Elmendorf came before the commission to describe the country's fiscal situation, which he sees as bleak. As he has before, he argued that deficits and debt would likely grow without some combination of new tax increases or spending cuts.
But he did not say this situation calls for austerity now, as many politicians--and, indeed, many Americans--are urging. On the contrary, here is what Elmendorf said in his prepared powerpoint slides:
There is no intrinsic contradiction between providing additional fiscal stimulus today, while the unemployment rate is high and many factories and offices are underused, and imposing fiscal restraint several years from now, when output and employment will probably be close to their potential.
And here is what he said on the CBO blog:
Keeping deficits and debt from growing to unsustainable levels would require raising revenues as a percentage of GDP significantly above past levels, reducing outlays sharply relative to CBO’s projections, or some combination of those approaches. Making such changes while economic activity and employment remain well below their potential levels would probably slow the economic recovery.
[Emphasis mine.]
To be very clear about this, Elmendorf's testimony does not imply government should ignore the long-term fiscal situation. The ideal solution, if you follow Elmendorf's logic, would be to pass tax and spending bills that raised deficits now but reduced them later. If even a few conservatives were willing to talk about such a package, it might have a chance of passing.
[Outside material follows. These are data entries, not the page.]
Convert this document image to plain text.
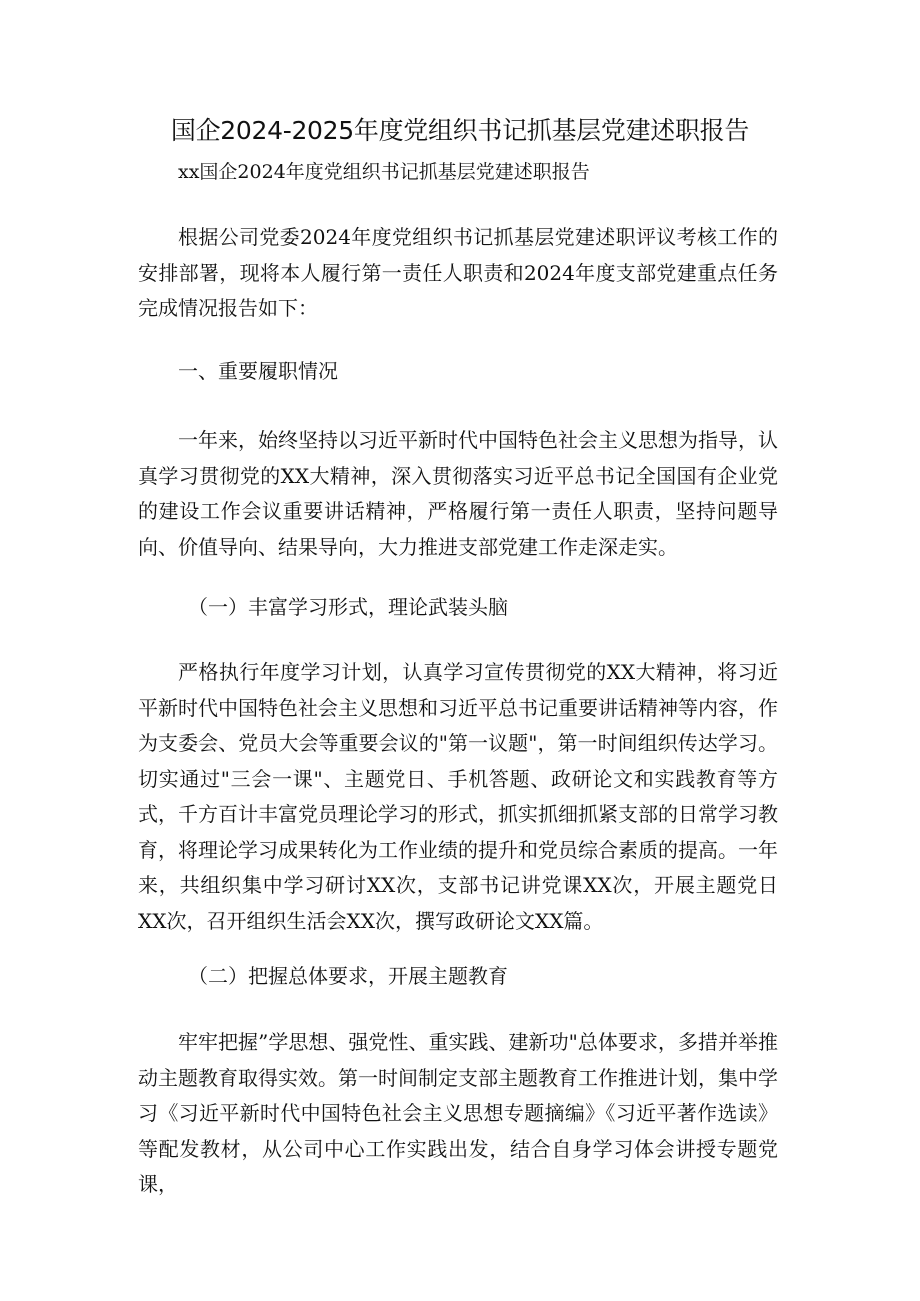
国企2024-2025年度党组织书记抓基层党建述职报告
xx国企2024年度党组织书记抓基层党建述职报告

根据公司党委2024年度党组织书记抓基层党建述职评议考核工作的安排部署，现将本人履行第一责任人职责和2024年度支部党建重点任务完成情况报告如下：

一、重要履职情况

一年来，始终坚持以习近平新时代中国特色社会主义思想为指导，认真学习贯彻党的XX大精神，深入贯彻落实习近平总书记全国国有企业党的建设工作会议重要讲话精神，严格履行第一责任人职责，坚持问题导向、价值导向、结果导向，大力推进支部党建工作走深走实。

（一）丰富学习形式，理论武装头脑

严格执行年度学习计划，认真学习宣传贯彻党的XX大精神，将习近平新时代中国特色社会主义思想和习近平总书记重要讲话精神等内容，作为支委会、党员大会等重要会议的"第一议题"，第一时间组织传达学习。切实通过"三会一课"、主题党日、手机答题、政研论文和实践教育等方式，千方百计丰富党员理论学习的形式，抓实抓细抓紧支部的日常学习教育，将理论学习成果转化为工作业绩的提升和党员综合素质的提高。一年来，共组织集中学习研讨XX次，支部书记讲党课XX次，开展主题党日XX次，召开组织生活会XX次，撰写政研论文XX篇。

（二）把握总体要求，开展主题教育

牢牢把握”学思想、强党性、重实践、建新功"总体要求，多措并举推动主题教育取得实效。第一时间制定支部主题教育工作推进计划，集中学习《习近平新时代中国特色社会主义思想专题摘编》《习近平著作选读》等配发教材，从公司中心工作实践出发，结合自身学习体会讲授专题党课，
Instead, conservatives--including the whole of the Republican Party and a depressingly significant fraction of the Democrats--insist we must tighten belts now. Elmendorf obviously thinks otherwise.
Granted, this is nothing Paul Krugman and others haven't said a million times. And it's not like Elmendorf is infallible. He's just a smart economist whose analysis, like anybody's, is open to scrutiny.
But Elmendorf's budgetary pronouncements are famously dour. Conservatives love to cite him in their arguments against spending. If even Elmendorf doesn't see a problem with temporary deficit spending--emphasis on the "temporary"--the rest of us shouldn't, either.